Important information about this sale:

• There will be both 16GB and 32GB versions available, selling at a fixed price of $99 and $149 respectively&#8230;while supplies last.
• There is also an optional 3-piece Accessory bundle with a Case, Charging Dock & Wireless Keyboard for $79 (est. value $199.97).
• Purchases must be made through the HP eBay store via PayPal only. If you do not have eBay or PayPal accounts, create your accounts before the sale begins to avoid delays.
• The product offer will be announced to the general public on Monday morning and is expected to sell-out quickly thereafter, so don't delay.
• There will be a limit of two (2) TouchPad SKUs per eBay member, sold on a first come, first served basis.
• This sale is not associated with any HP-sponsored employee purchase program and there are no additional discounts for HP employees off the HP eBay store price.
• All sales are final. There are no returns unless product arrives defective.
• The refurbished TouchPad product comes with a 90-day limited warranty.
• Please note that eBay orders only allow one ship-to location per order.


----------



## Aganar (Oct 29, 2011)

Note the "refurbished" line there, guys. These are firesale prices, but not firesale quality. Now considering the product has been out for all of six months, I'm guessing a refurb is probably indistinguishable from a new or close to it. But just note that it's not new.
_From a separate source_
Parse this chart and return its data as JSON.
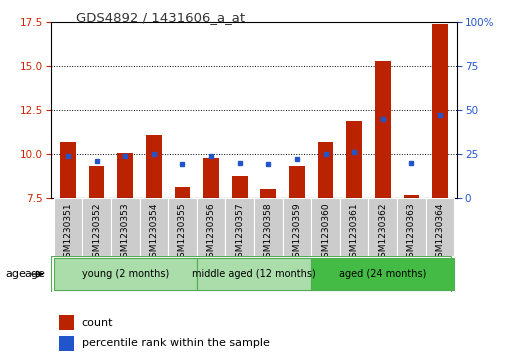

I'd be all over that bundle, if only the keyboard were a little more portable. I've currently got a bluetooth keyboard case in the mail for that reason. Otherwise, though, I may still see about getting this as an x-mas gift for a sibling.


----------



## Kayone (Aug 25, 2011)

I knew this wouldn't stay internal for long.


----------



## dark_angel (Sep 2, 2011)

*I am just sharing whatever I have learned, my intention is just to help. I don't work or own eBay or HP*​
The HP TouchPad tablets will be available at starting at *6:00PM Central Time on Sunday, December 11th.* Both 16GB and 32GB models will be available in limited quantities. You'll need to pay using PayPal.
http://liliputing.co...y-12112011.html

http://techcrunch.co...-touchpad-ebay/

Mark your calenders and Good Luck!!


----------



## gamer765 (Aug 26, 2011)

You will most likely get a confirmation the day of the sale and by then, it will be too late.
So take this report as confirmed, with a grain of salt.


----------



## ro6666lt (Sep 2, 2011)

threads merged.


----------



## Kayone (Aug 25, 2011)

gamer765 said:


> You will most likely get a confirmation the day of the sale and by then, it will be too late.
> So take this report as confirmed, with a grain of salt.


It's confirmed. The email went out internally this afternoon.
It took exactly 10 seconds for it to become public.


----------



## fgdn17 (Aug 28, 2011)

Kayone said:


> I knew this wouldn't stay internal for long.


http://www.precentral.net/webos-all-hands-meeting-scheduled-tomorrow-morning-it-all-finally-comes-head


----------